1.0 out of 5 stars Crouching hawk, November 29, 2015
By Hande Z
I agree with the previous reviewer who gave this a one star. It is difficult to be impartial about this book. It is a four star or a one star. The book is supposedly based on interviews with more than thirty experts but it is not known what the experts say but from the snippets of quotations from some of these experts, it is evident that they are all anti-China 'experts'. The questions posed at the top of each chapter are not only loaded but many are hypocritical. For example the ones in chapter 39 in which Navarro asks: 'Which of these statements most accurately characterizes China's perspective on transparency, negotiations, and the rule of law: 1. China likes to build direct communication links to minimize tensions and avoid miscalculations; 2. China favours transparency when it comes to revealing its military capabilities; 3. China prefers to operate in a multilateral, rather than bilateral, negotiating framework and does not seek to gain leverage over smaller nations; 4. China plays strictly within the rules of international organizations such as the United Nations and World Trade Organization; 5. China has a strong track record in abiding by the agreements that it negotiates.
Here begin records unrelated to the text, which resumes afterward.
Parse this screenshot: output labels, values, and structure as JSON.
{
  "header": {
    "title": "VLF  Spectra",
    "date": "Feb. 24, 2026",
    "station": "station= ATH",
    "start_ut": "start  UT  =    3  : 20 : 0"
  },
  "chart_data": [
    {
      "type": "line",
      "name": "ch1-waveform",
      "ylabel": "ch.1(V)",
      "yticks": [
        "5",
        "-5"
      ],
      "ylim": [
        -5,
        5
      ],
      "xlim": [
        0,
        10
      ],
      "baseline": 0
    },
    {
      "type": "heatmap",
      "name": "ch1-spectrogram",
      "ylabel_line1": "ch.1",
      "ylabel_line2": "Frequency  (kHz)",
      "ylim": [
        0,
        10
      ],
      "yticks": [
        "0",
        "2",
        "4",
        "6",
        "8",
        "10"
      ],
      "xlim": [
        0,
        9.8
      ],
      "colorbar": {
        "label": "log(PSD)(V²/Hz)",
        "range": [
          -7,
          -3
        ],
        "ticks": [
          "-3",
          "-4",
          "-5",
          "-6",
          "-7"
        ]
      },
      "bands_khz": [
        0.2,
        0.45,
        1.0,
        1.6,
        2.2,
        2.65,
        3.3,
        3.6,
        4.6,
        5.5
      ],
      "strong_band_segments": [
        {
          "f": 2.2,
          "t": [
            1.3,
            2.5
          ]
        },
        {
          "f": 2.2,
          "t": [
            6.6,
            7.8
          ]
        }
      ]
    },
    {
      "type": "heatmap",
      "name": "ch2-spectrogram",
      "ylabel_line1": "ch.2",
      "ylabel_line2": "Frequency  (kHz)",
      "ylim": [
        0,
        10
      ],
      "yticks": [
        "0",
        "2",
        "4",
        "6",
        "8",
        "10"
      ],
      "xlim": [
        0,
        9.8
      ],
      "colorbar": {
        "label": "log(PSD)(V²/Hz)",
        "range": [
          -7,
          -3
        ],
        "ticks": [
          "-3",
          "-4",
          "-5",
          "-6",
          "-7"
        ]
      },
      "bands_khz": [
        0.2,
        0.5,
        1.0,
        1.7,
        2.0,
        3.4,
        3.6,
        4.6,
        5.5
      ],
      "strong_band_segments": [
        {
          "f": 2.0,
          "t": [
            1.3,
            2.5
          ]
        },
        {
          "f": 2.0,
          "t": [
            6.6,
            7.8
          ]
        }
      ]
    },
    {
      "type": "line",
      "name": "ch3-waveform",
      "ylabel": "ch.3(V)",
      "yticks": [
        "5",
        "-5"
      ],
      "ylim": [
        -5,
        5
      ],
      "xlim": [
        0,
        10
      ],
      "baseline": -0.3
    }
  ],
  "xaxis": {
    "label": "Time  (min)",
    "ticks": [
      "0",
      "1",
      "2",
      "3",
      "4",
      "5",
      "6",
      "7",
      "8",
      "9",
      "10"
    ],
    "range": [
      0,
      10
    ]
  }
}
The answers are virtually 'None of the above'. The same can be said if one were to substitute 'America' for 'China' - only America may appear an even bigger version of the depicted China.
The author has a photograph of Chinese soldiers sitting in front of computer screens and the caption was: 'A platoon of China's more than one hundred thousand cyber warriors. From digital sweatshops like these China infiltrates the computers of the Pentagon and American industry with computer viruses, Trojans, and worms.' The books also refer to American environmentalists and human rights activists as 'those pesky' environmental and human rights activists'. This is not just another 'China bashing' book. It reads like a voice-over of Donald Trump. It is a disservice to both China and America.